Il gigantesco violino di Noè, opera scultorea a forma di imbarcazione realizzata da Livio De Marchi, che sorregge un’orchestra di musicisti sta in questi giorni diffondendo le note di musica classica tra le acque dei canali veneziani sancendo così la rinascita della città italiana più orientaleggiante e cosmopolita, dopo le drammatiche notizie, diramate giornalmente dal quel tragico marzo 2020, su morti, ricoveri e contagi. E anche l’ultima edizione della Mostra Internazionale d’Arte Cinematografica, come la precedente del resto, non poteva non ospitare pellicole sulla pandemia Covid-19.

L’anno scorso, per l’edizione 77, il direttore Artistico Barbera aveva ospitato un documentario sul Covid, una sorta di anticipazione della “carezza” vicariana al cinema mostrata nel film “Il giorno e la notte”, quest’anno, invece, in pre-apertura è stato presentato “La Biennale di Venezia: il cinema al tempo del Covid” di Andrea Segre. Ma all’interno della stessa kermesse cinematografica, dopo un anno di chiusura, hanno trovato spazio pellicole di spessore storico, che rappresentano il tentativo di preservare la memoria collettiva, come lo furono durante il secondo conflitto mondiale, secondo le analisi di Sebald nel saggio “Storia naturale della distruzione”, le immagini dei bombardamenti a tappeto sulle città tedesche o quelle del fungo atomico, emblema della barbarie umana compiuta su Hiroshima e Nagasaki.

Nelle molte sezioni del Festival di Venezia sono stati mostrati i diversi sguardi dei registi sul covid: dal dramma delle famiglie di Bergamo a quello romano, consumato tra le mura domestiche o, quasi senza distinzione, tra quelle di un carcere. Dalla sfilata schioccante delle bare di Bergamo nella docufiction “Le sette giornate di Bergamo”, proiezione speciale con l’esordio alla regia di Simona Ventura, a “Rebibbia Lockdown”, documentario diretto da Fabio Cavalli ideato da Paola Severino, con al centro la pandemia Covid-19, che ha stravolto e rivoluzionato lo stesso sguardo degli autori rendendoli sicuramente ancora più sensibili nel rappresentare questo dramma internazionale.

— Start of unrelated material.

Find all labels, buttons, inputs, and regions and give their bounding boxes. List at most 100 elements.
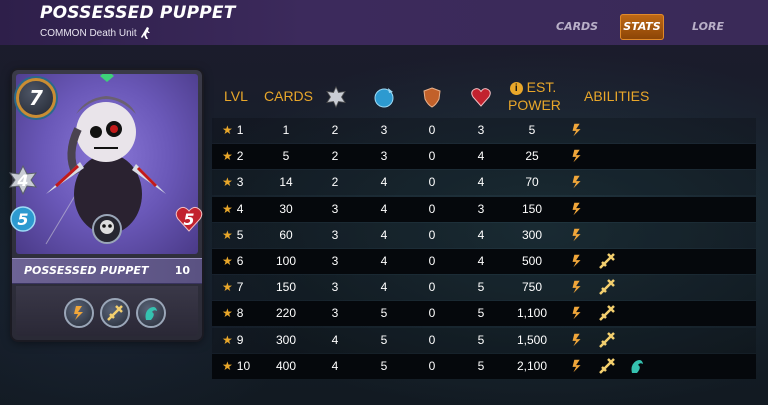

Così, nella famiglia neorealista mostrata da Davide Alfonsi e Denis Malagnino, nel film “I giorni bianchi”, distribuito dal cineasta Mauro John Capece, il dramma del lockdown è suggellato dal meccanico e ripetitivo urlo di munchiana memoria “Famme fuma’” di un disabile, interpretato da Daniele Malagnino, che vivendo, da infermiere, in prima linea la guerra contro il Covid-19 ha dichiarato: «Il primo lockdown ha esacerbato problematiche già presenti nel tessuto sociale, come nell’ambito personale, e molte persone abbandonate a loro stesse non hanno avuto la forza necessaria di fare coping ad un evento di tale portata. Ad oggi non ne siamo ancora fuori, ma, a differenza del primo lockdown, abbiamo uno strumento: il vaccino».